My goal is to learn every aspect of bonsai. I want to learn the art, the horticulture, the specifics of every tree that I can get my hands on, the patience, and finally collecting.
Collecting is what’s on my mind right now. Collecting is a massive topic and is considered controversial sometimes. In my head I break down collecting into three categories that I want to talk about: collecting insignificant saplings or young trees from your yard, collecting significant trees from your yard, and collecting from the wild.
My writings are currently geared towards helping out beginners and also letting anyone (beginners, professionals, or anyone else) watch someone learn bonsai from the ground up. I have successfully completed the first category of collecting many times now. I’m currently diving into the second category after becoming comfortable with the first. The third category is where I hope to get to. I plan to have detailed posts about each category in the future, but here I just want to talk about some aspects of each.
I consider the first category of collecting to be collecting insignificant trees from your yard. By insignificant, I really just mean young or easily replaceable/growable. And by “your yard” I mean your yard, your parents yard, friends yards, etc which you have permission to take trees from. Check local regulations about species, tree removal, proximity to lot lines, etc, but generally this is where the beginner should start.

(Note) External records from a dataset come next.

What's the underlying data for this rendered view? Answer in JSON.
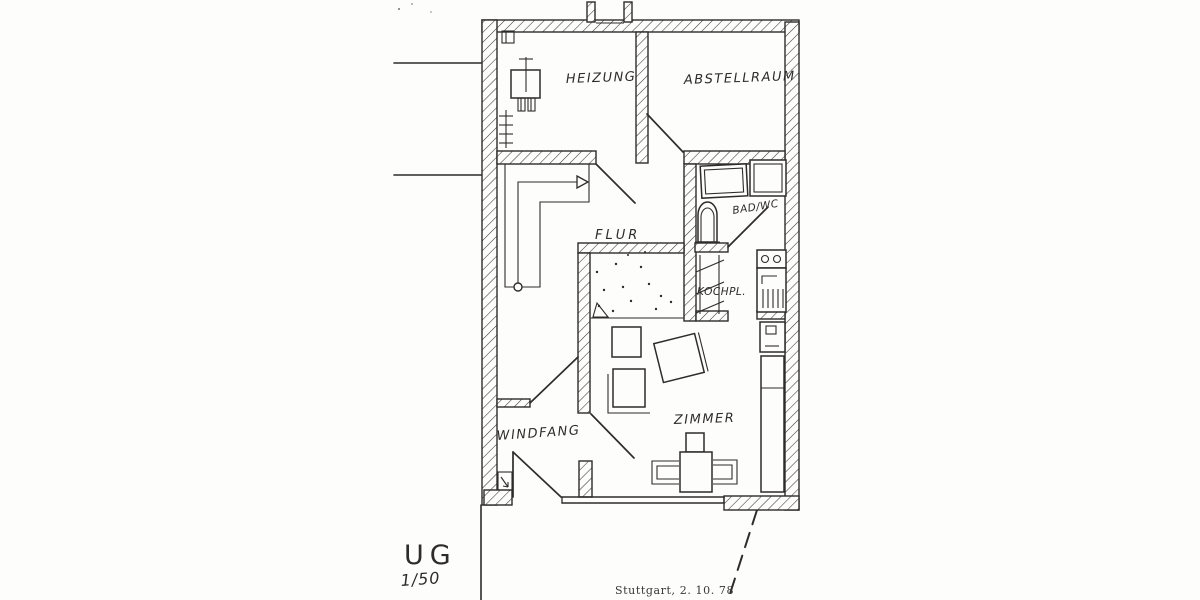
{
  "document": {
    "kind": "architectural-floor-plan-scan",
    "floor_label": "UG",
    "scale_label": "1/50",
    "annotation": "Stuttgart, 2. 10. 78"
  },
  "rooms": {
    "heizung": "HEIZUNG",
    "abstellraum": "ABSTELLRAUM",
    "flur": "FLUR",
    "bad_wc": "BAD/WC",
    "kochnische": "KOCHPL.",
    "zimmer": "ZIMMER",
    "windfang": "WINDFANG"
  },
  "colors": {
    "ink": "#2e2c29",
    "paper": "#fdfdfc"
  }
}
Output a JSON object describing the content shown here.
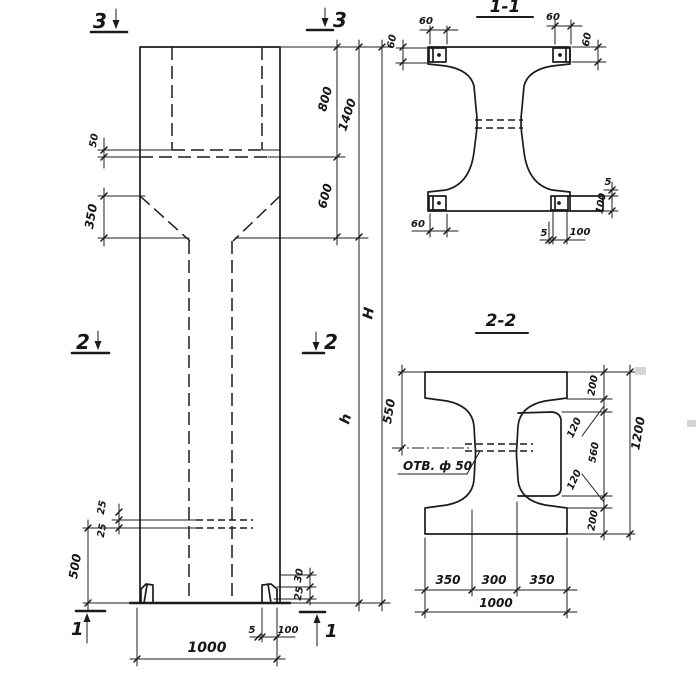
{
  "mv": {
    "m3l": "3",
    "m3r": "3",
    "m2l": "2",
    "m2r": "2",
    "m1l": "1",
    "m1r": "1",
    "d50": "50",
    "d350": "350",
    "d25a": "25",
    "d25b": "25",
    "d500": "500",
    "d800": "800",
    "d600": "600",
    "d1400": "1400",
    "dH": "H",
    "dh": "h",
    "d30": "30",
    "d25c": "25",
    "d5": "5",
    "d100": "100",
    "d1000": "1000"
  },
  "s11": {
    "title": "1-1",
    "d60tlh": "60",
    "d60tlv": "60",
    "d60trh": "60",
    "d60trv": "60",
    "d60bl": "60",
    "d5r": "5",
    "d100r": "100",
    "d5b": "5",
    "d100b": "100"
  },
  "s22": {
    "title": "2-2",
    "hole": "ОТВ. ф 50",
    "d550": "550",
    "d200t": "200",
    "d120t": "120",
    "d560": "560",
    "d120b": "120",
    "d200b": "200",
    "d1200": "1200",
    "db350l": "350",
    "db300": "300",
    "db350r": "350",
    "db1000": "1000"
  }
}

Read up a bit about specific times of year and methods, but this is where you should experiment. I’ve thrown maple seedlings into pots and to me, watching them mature is rewarding due to the fact that you know where they came from.
I have a very simple forest planting that I dug up from my yard the year that I purchased my house and that holds sentimental value for me.
I also don’t feel bad trying new techniques on these trees when I know I have 50 more that I could dig up in a few weeks.
My second category of collected trees are actual significant trees from your yard. I have the same definition of “your yard” here as I did for category 1. I define “significant” here as trees that would not be easily replaceable. This is the category where you need to start to think about ethics and protecting the value of the tree. I’ve mentioned this previously, but when I purchased my house, it came along with a few massive taxus. They have bending twisting mangled thick trunks.
Since taxus regularly back bud, these trees hold quite a bit of bonsai potential. Due to the potential, I’m not taking these ones lightly. They’re each in a 3 year process of reduce, reduce further, prune roots to promote dense roots near the base, and then finally dig the tree.
This spring marks my first actual digs and that is why collecting has been on my mind. Another example of category 2 has a quite different story. We had a massive tree flatten a large area of our land last summer. Somehow a chunky maple that was only about two feet tall due to years of being hit by plows and weedwhackers was left unscathed in the middle of the destruction. I collected this tree in the fall (definitely not the best but not the worst time), but I only did this because it was so exposed now, that there was a high chance of a plow truck smashing it during winter. I also didn’t take the time to ring around the tree which will limit it’s chances of survival. I took a calculated risk on this one, and because it was calculated, I feel pretty good about it. I think this is the key to category two.
I have a couple more maples that I did take the time to handle properly which will be dug this spring as well.
Now onto the third category.. trees from the wild, mountain trees, true yamadori. This category is a whole different level than the previous two. These trees have been growing where they are for 20, 50, 100, 300 years sometimes and most likely will continue to do that if you just leave them alone. The counter argument is that not many people get to enjoy these trees. If someone is certain that they can collect this tree, treat it as a bonsai to bring out the full potential and character of the tree, and share it with the world, I think they’ve done the tree and their audience a great service.
I am always scouting for trees on my hikes, but I never touch them. There are laws that I don’t fully understand yet, and techniques that I haven’t learned yet. Until I am taught these things directly, the true yamadori are for the pros.